In the chaos of battle, military doctors use a system of triage to determine whom to treat. They divide the wounded into three categories: those who will survive without treatment, those who will likely die despite treatment, and those for whom treatment will make the difference between life and death. In desperate battlefield conditions, the doctors focus their efforts only on these last cases. Although they want to treat all the wounded, they know they have to ration their time–so they treat only those for whom it matters most.
Most of us don’t deal with such life-and-death decisions. But when you face your own time crunch, a system of triage can help you ration your time. To adapt the system to regular work, it helps to understand the three standards underlying traditional triage: urgency, importance, and payoff.
“Urgent” means needing attention now as opposed to later. In an emergency, anything that can be put off, should be put off. When the battle subsides, you can patch up the less urgent wounds.
“Important” means entitled to attention or consideration. You need to decide whether urgent items are entitled to your attention. For example, a co-worker may need help now–but his problem may not be important to your work. On the other hand, what’s important may not be urgent right now. You may conclude that applying for a new position at your company is the most important task on your to-do list, but if the application isn’t due for two weeks, it’s not urgent today. You can put it off temporarily.
Deciding that a task is both urgent and important is like deciding that a wounded soldier is likely to die if he remains untreated.
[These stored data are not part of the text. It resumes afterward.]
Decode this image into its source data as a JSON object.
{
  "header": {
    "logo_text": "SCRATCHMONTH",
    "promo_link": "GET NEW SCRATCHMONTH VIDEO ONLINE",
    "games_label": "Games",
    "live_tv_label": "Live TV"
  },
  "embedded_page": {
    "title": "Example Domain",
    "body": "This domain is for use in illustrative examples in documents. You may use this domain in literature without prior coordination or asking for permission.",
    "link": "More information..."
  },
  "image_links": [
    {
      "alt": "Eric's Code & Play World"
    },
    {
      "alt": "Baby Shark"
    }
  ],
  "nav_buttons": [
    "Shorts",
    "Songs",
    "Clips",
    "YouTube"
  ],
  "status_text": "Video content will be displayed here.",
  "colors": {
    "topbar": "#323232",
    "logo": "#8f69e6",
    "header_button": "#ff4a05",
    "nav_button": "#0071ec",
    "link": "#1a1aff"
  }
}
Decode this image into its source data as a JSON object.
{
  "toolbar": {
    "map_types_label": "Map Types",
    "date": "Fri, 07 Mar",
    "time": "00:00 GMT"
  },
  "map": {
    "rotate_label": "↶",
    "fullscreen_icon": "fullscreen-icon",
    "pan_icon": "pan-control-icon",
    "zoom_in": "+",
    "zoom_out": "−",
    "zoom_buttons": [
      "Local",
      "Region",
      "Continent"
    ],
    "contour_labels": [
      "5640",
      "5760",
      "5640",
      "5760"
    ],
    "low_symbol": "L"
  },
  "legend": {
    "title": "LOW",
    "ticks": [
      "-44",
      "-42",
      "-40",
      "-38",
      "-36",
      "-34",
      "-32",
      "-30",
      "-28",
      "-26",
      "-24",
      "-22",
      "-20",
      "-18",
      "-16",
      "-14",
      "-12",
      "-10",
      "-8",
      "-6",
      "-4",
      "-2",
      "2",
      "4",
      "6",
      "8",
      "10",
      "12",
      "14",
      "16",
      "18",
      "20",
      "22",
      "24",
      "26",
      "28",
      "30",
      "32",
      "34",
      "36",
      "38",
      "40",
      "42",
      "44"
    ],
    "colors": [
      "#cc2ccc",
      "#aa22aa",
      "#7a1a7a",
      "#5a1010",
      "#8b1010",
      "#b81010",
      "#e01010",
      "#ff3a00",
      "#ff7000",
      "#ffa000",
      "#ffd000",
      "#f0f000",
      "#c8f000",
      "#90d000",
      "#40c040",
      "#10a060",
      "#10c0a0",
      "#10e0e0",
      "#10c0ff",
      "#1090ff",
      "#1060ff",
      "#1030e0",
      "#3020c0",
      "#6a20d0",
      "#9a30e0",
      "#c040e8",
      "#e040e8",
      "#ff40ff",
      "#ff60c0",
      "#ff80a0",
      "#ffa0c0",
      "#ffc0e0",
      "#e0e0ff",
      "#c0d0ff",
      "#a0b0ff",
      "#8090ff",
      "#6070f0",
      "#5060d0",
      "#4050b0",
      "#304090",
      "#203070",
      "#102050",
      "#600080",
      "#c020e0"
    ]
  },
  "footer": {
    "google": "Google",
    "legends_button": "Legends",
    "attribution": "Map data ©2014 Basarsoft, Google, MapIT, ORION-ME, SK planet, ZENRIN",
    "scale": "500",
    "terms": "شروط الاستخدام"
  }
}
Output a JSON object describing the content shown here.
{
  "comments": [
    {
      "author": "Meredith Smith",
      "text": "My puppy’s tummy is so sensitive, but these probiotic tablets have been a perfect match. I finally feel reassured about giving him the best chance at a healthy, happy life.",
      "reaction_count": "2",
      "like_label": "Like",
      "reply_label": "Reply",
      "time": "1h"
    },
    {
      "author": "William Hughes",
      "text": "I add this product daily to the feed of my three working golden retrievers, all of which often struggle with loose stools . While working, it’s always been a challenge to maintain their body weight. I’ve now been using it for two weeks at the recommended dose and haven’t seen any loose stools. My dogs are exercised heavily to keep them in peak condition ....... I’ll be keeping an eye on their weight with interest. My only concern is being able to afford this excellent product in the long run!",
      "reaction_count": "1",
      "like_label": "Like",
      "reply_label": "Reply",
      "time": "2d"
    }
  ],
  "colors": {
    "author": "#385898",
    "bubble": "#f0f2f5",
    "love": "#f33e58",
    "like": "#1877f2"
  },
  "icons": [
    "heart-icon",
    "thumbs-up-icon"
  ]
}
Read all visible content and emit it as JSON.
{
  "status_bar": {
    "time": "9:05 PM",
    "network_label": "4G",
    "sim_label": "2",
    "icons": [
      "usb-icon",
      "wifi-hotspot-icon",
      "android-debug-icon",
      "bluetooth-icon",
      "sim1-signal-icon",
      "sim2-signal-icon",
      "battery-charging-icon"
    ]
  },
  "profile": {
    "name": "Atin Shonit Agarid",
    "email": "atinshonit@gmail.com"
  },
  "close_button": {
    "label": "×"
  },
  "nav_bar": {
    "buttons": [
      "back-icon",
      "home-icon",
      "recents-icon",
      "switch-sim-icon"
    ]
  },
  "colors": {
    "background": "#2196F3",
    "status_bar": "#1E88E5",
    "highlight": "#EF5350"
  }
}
You also need to consider the payoff for your effort, i.e., will the treatment make a difference between life and death? Sometimes a project is already doomed. Working on it now would be too little, too late. It is better to do one of the other urgent, important tasks that you can succeed on.
Although it seems simple, triage involves a complex value-judgment. It helps a doctor quickly isolate cases that are high urgency, high importance, and high payoff.
You can use this powerful analogy when you are under pressure. Rather than working step-by-step to categorize urgency, importance, and payoff for each item, simply ask yourself two triage questions. “Will this project live without ‘treatment’?” and “will this project die even with ‘treatment’ now?” You will zero in on your immediate priorities quickly and efficiently.
Of course, triage is only a stop-gap solution. Normally, you prioritize in relative calm, when you can give important but non-urgent issues the attention they deserve. But that’s another topic.